I have read through a good number of the posts above, although not all, and have the following thoughts:
First, a constantly/daily changing password will annoy your regulars. How much? I don't know, but it may cost you business.
I think your best solution would be to first, post your expectations to customers. Make sure they know that the service is not intended for high bandwidth use.
Second, configuring your local network. As noted by some, you need two separate networks: one for your business and one for your customers. This does not require two connections. Assuming your current bandwidth can handle all the traffic of both, you would probably want to go with a switch or router as the first point of connection which has no other services going, beyond basic routing activity. Not even a firewall. Connected to that are two separate routers, one for your business and one for your customers. If you have a powerful (expensive) enough business router, this can be done with just the one appliance. I am assuming you don't have some high-end Cisco or such appliance. On the router for customer use, it would need to have the ability to perform bandwidth throttling on individual connections. Decide how much bandwidth you want to allow any given user to pull at any given time, set the throttling to that amount and all is taken care of. You might want to consider a second, secure connection for "regulars" and special cases to whom you wish to provide more bandwidth.
The first customer connection would have no security beyond initial direction to a TOS agreement. This will pretty much eliminate any need of support. If you enable security, you will almost certainly regularly have problems with customers connecting and needing help. You don't want that. Any type of Firewall will cause a reduction in available bandwidth, so beyond the inherent NAT firewall, you probably don't want one.
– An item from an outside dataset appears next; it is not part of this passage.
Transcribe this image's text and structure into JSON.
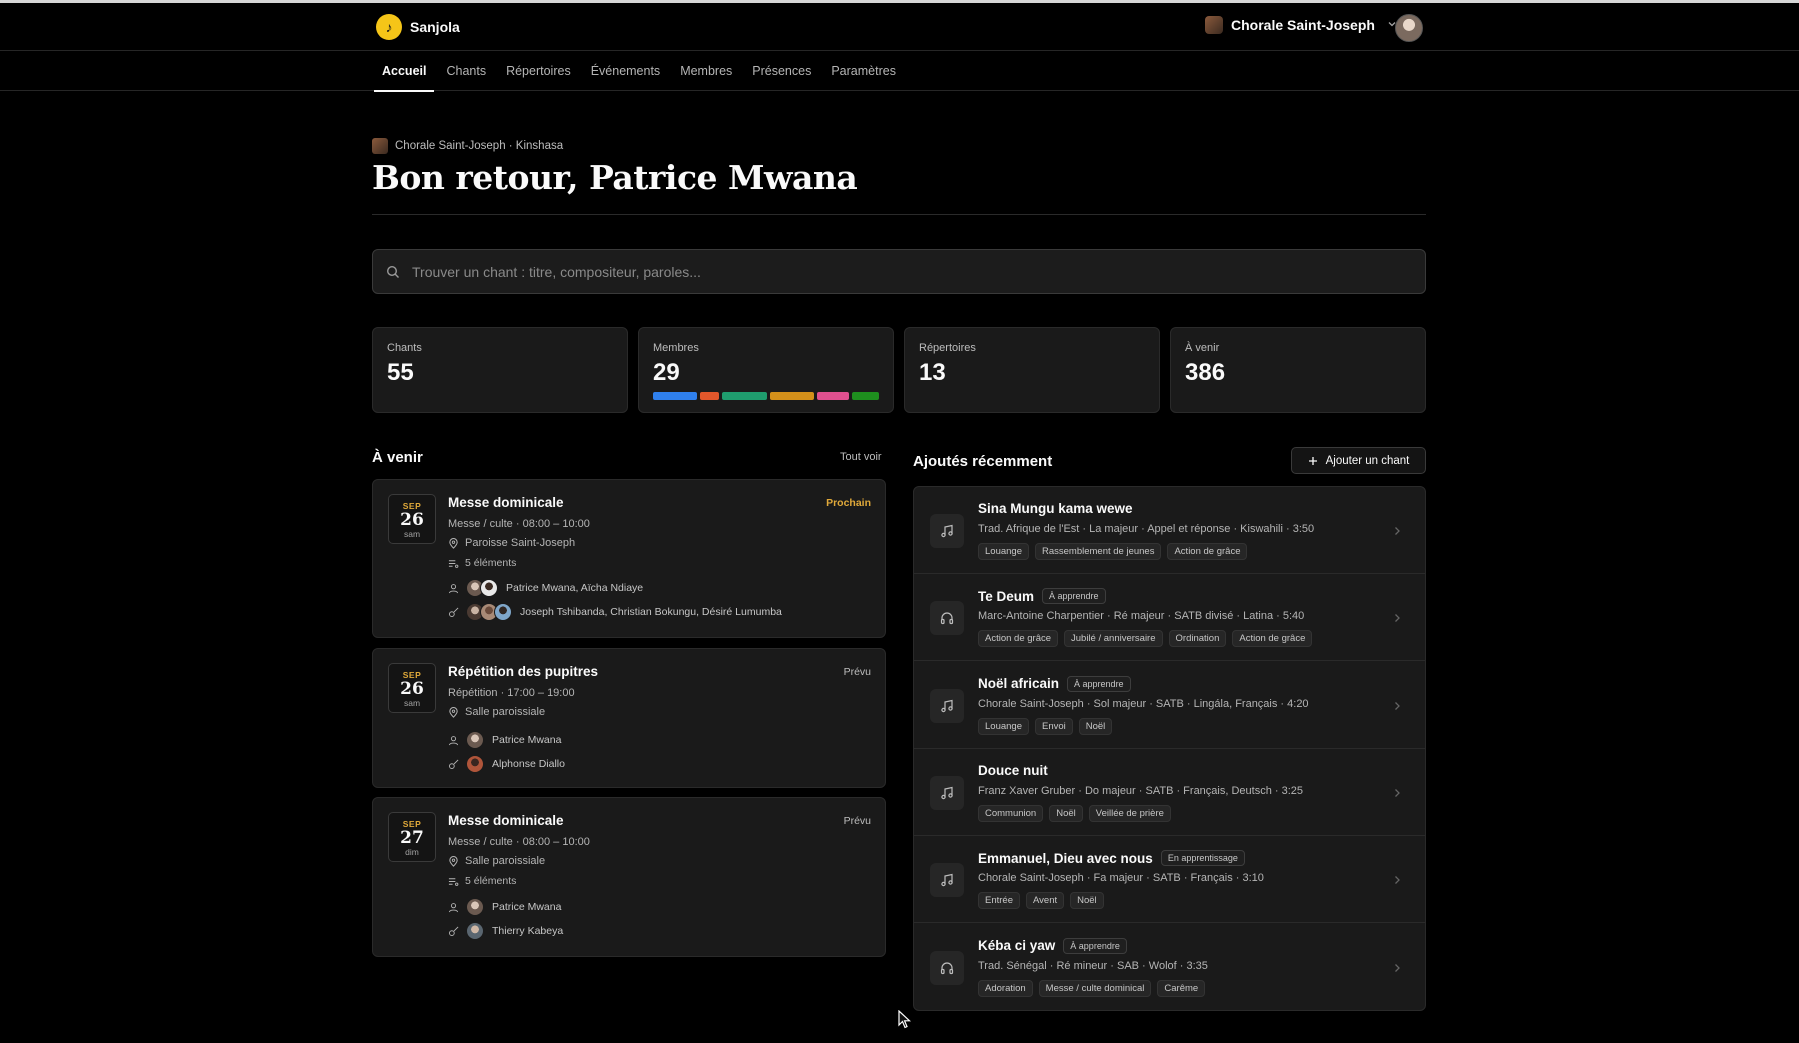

As you move to increasingly costly and advanced routers, requiring more advanced and expensive technical skills to configure and operate, there are ways to allow users brief periods of high bandwidth but then fall back to a slower bandwidth after some period of time. This would allow the casual users higher performance while making life not so nice for the big file down-loaders/media users. You have to balance things like a $2000 router and a $100 an hour network person to setup and maintain against the cost of higher customer bandwidth use and possibly having to increase the bandwidth to your business. I like the one suggestion given regarding a Farady cage using chicken wire, but I'd have to question what that might do to things like cell phones and devices operating along those lines? Would that kill my phones 4G reception? ...
As others have pointed out however, the availability of the internet at such places is likely a significant draw to your business, providing you with additional customers who stay longer and probably purchase more so you have to carefully consider the advantages and disadvantages to any given approach. You might consider establishing some means of simply monitoring the bandwidth used by any given connection.
As others have also pointed out, the customer router/network should be off when the business is closed.
Check around and see if there are any ROI studies covering this topic. I expect that someone has done such and let that be your guide: what is the Return On Investment by providing various types of access?